O número crescente de vítimas no conflito Israel-Hamas após um ataque sem precedentes do grupo palestino ter deixado mais de 1,4 mil mortos, segundo o governo de Israel, e a intensificação das ações por terra e por ar de Israel contra Gaza levantaram ao redor do mundo discussões sobre quais são os limites de uma guerra.
Basicamente, a pergunta principal nestes casos é: o que pode ou não ser feito por cada uma das partes no caso de um conflito armado?
Mesmo um cenário de guerra deve obedecer regras, segundo o Direito Internacional. E elas devem ser seguidas tanto por forças de Estados quanto por grupos armados não estatais (leia mais abaixo).
As regras tratam de dois aspectos centrais e que não devem ser confundidos, segundo os especialistas: uma parte determina cenários nos quais o uso da força poderia ocorrer, e outra parte estabelece os limites que devem ser observados durante conflitos, principalmente para proteger civis.
A seguir, entenda o que dizem as principais regras sobre os limites de uma guerra.
'Legítima defesa': quando uma guerra pode ser iniciada?
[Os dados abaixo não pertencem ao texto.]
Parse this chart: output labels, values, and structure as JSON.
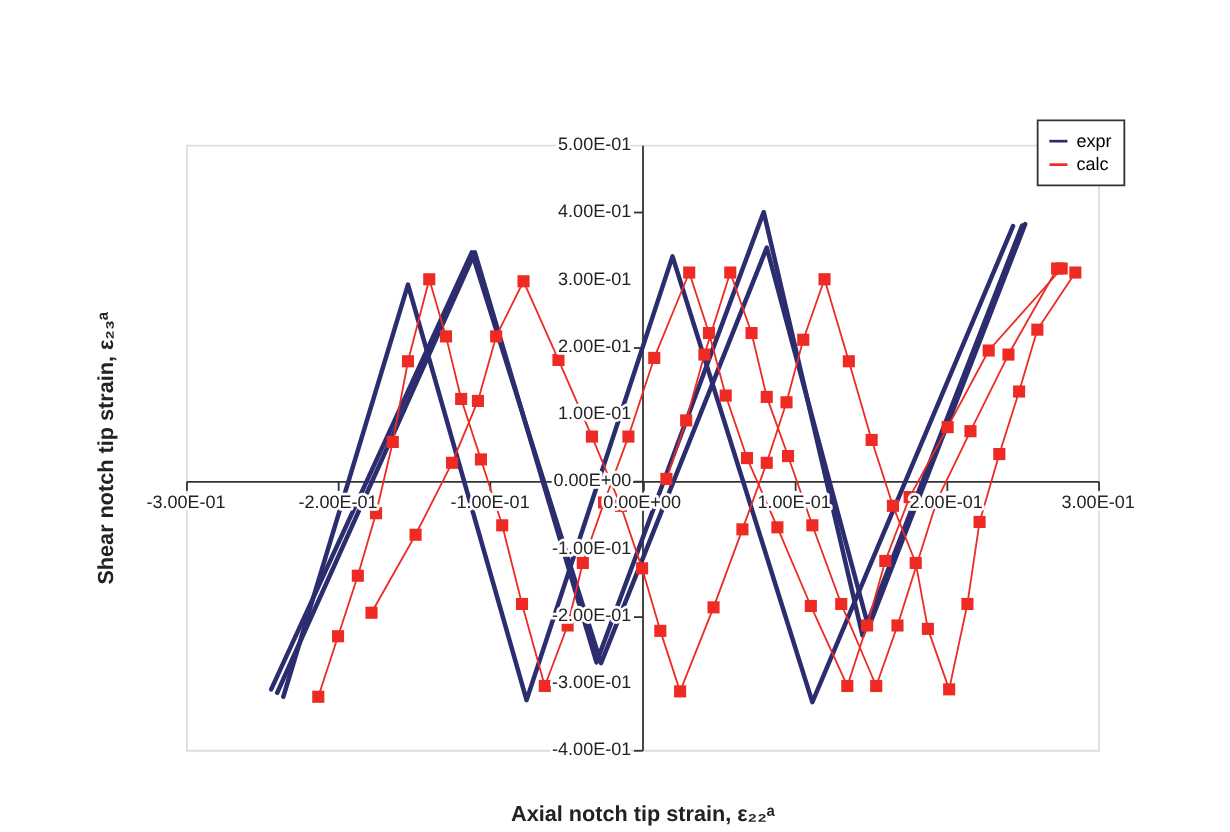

Uma parte dessas regras internacionais está relacionada ao início de uma guerra – ou seja, determina se um conflito armado pode ou não ser iniciado.
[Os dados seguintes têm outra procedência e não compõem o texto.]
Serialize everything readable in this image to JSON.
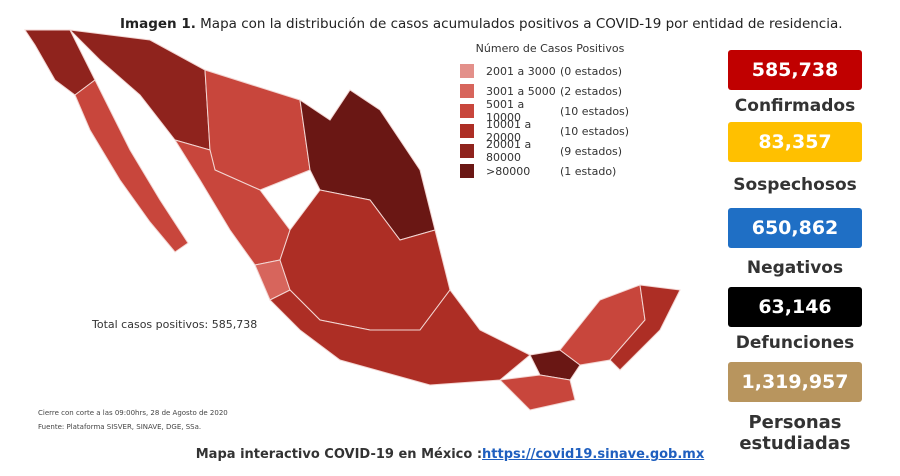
{
  "caption": {
    "label": "Imagen 1.",
    "text": "Mapa con la distribución de casos acumulados positivos a COVID-19 por entidad de residencia."
  },
  "legend": {
    "title": "Número de Casos Positivos",
    "items": [
      {
        "range": "2001 a   3000",
        "count": "(0 estados)",
        "color": "#e3908a"
      },
      {
        "range": "3001 a   5000",
        "count": "(2 estados)",
        "color": "#d7655c"
      },
      {
        "range": "5001 a 10000",
        "count": "(10 estados)",
        "color": "#c8463c"
      },
      {
        "range": "10001 a 20000",
        "count": "(10 estados)",
        "color": "#ad2e25"
      },
      {
        "range": "20001 a 80000",
        "count": "(9 estados)",
        "color": "#8f231d"
      },
      {
        "range": ">80000",
        "count": "(1 estado)",
        "color": "#6a1714"
      }
    ]
  },
  "stats": [
    {
      "value": "585,738",
      "label": "Confirmados",
      "color": "#c00000"
    },
    {
      "value": "83,357",
      "label": "Sospechosos",
      "color": "#ffc000"
    },
    {
      "value": "650,862",
      "label": "Negativos",
      "color": "#1f6fc5"
    },
    {
      "value": "63,146",
      "label": "Defunciones",
      "color": "#000000"
    },
    {
      "value": "1,319,957",
      "label": "Personas estudiadas",
      "color": "#b8955e"
    }
  ],
  "total": "Total casos positivos: 585,738",
  "footnotes": [
    "Cierre con corte a las 09:00hrs, 28 de Agosto de 2020",
    "Fuente: Plataforma SISVER, SINAVE, DGE, SSa."
  ],
  "bottom": {
    "text": "Mapa interactivo COVID-19 en México :",
    "link": "https://covid19.sinave.gob.mx"
  }
}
A possibilidade de legítima defesa é prevista no artigo 51 da Carta das Nações Unidas, assinada em 1945, que tem entre seus objetivos manter a paz e a segurança internacionais.
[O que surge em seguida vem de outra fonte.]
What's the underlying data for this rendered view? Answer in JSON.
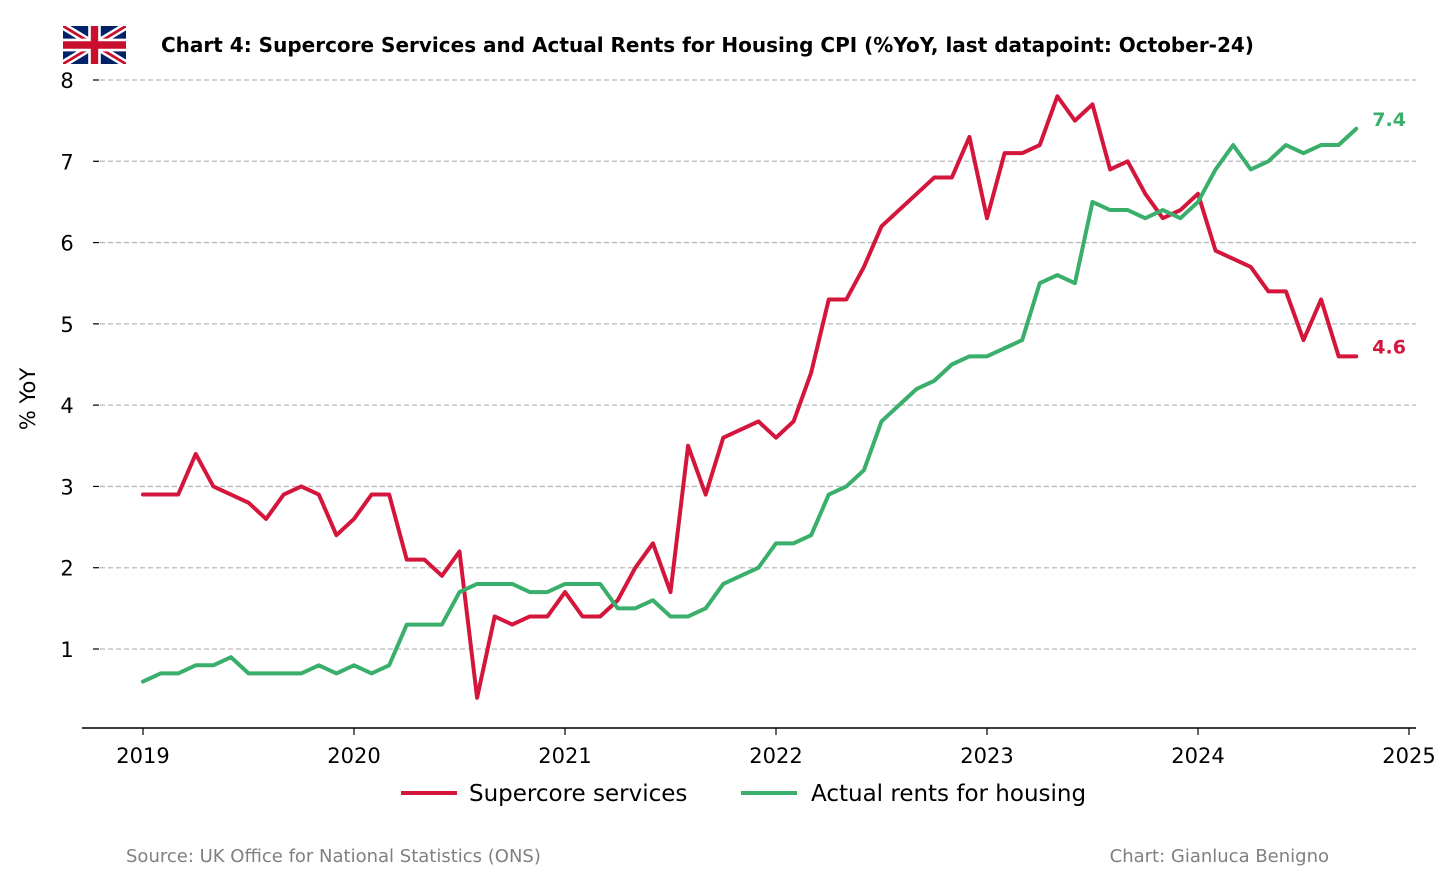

O tratado proíbe o uso da força, com duas exceções: casos de legítima defesa contra um ataque armado, e quando é autorizado pelo Conselho de Segurança das Nações Unidas.
Segundo essa regra, "quando um país é atacado, ele tem o direito legítimo de resposta proporcional", diz Carolina Claro, professora de Direito Internacional no Instituto de Relações Internacionais da Universidade de Brasília (UnB).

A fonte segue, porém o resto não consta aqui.